I was quite excited to start reading this. It seemed it would touch on gender issues that I find very interesting and also be something new and exciting. It is exactly the sort of issue that books for teenagers and young adults should be tackling. And it does, successfully I think, show some of the issues that transgender teens face and also the effect on their families.

However, ultimately this book did not fulfill that promise. There were a number of reasons for this. The first was stylistic. I found Regan intensely irritating. To be fair, her voice was recognizably teenage and I am willing to admit that if I was sixteen or so, I probably wouldn’t have found it so annoying. She came across as having very little personality of her own. It may be that this is a side effect of her family situation where she focuses on Liam / Luna so much but it didn’t lead to her being a very engaging protagonist. Personally, I think it would have been more interesting for Liam / Luna to have the narrative voice as after all this was her story.

This lead to difficulty at the end of the novel which ends at a positive moment for Liam/Luna but leaves the story hanging in terms of Regan. As we have found out about other aspects of her life, it would be nice to have some closure on these too. It’s as if she isn’t even the centre of her own first person narrative. Even the writer just dismisses her in the end. Also, it lets everyone else off the hook. Because Liam leaves, the opportunity for just not dealing with the situation is given to his parents.
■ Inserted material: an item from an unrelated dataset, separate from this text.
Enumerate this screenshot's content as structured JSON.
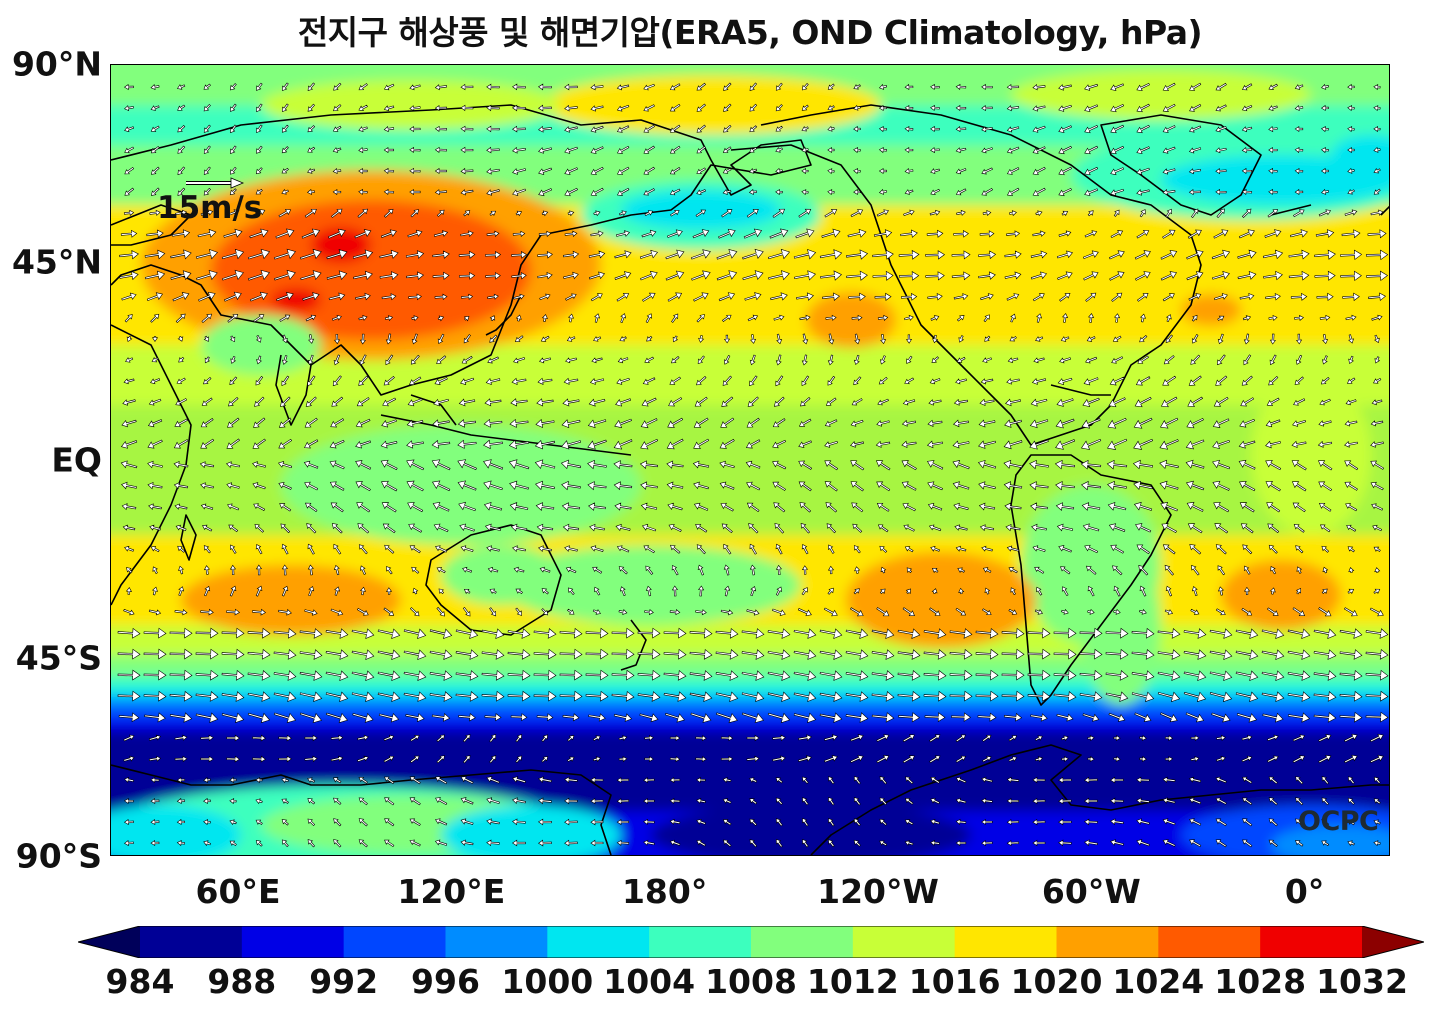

The other issue I have is to do with stereotypes. This novel seems to be full of them. The stereotypical masculine father who only wants his son to play sports and never gives up hope that one day it will happen. The pill-popping working mom who ignores all family issues. And of course, any feminine gender stereotype you care to mention in terms of Luna’s personality. There was some danger of associating femininity with vanity as when she was Luna, she became obsessed with her looks. Understandable I suppose, given the circumstances. But a little irritating all the same.

Maybe it is true that when you feel you are living a life that is not your own, that you will take any opportunity to dress as your alter ego, but there seemed to be a suggestion that Liam was unable to control his urge to be Luna. This led to him dressing up at a neighbours house, going through the wardrobe of the mother of the children he was supposed to be baby-sitting. This, and the extreme reaction of the children’s parents when they returned, was one of the least convincing moments in the book. It made Liam seem less sympathetic and I didn’t really believe he would risk it all in such a way. Not when he was so careful about other aspects of his life.

Overall, it was an interesting attempt to tackle a difficult subject but one, for me, that didn’t quite make it.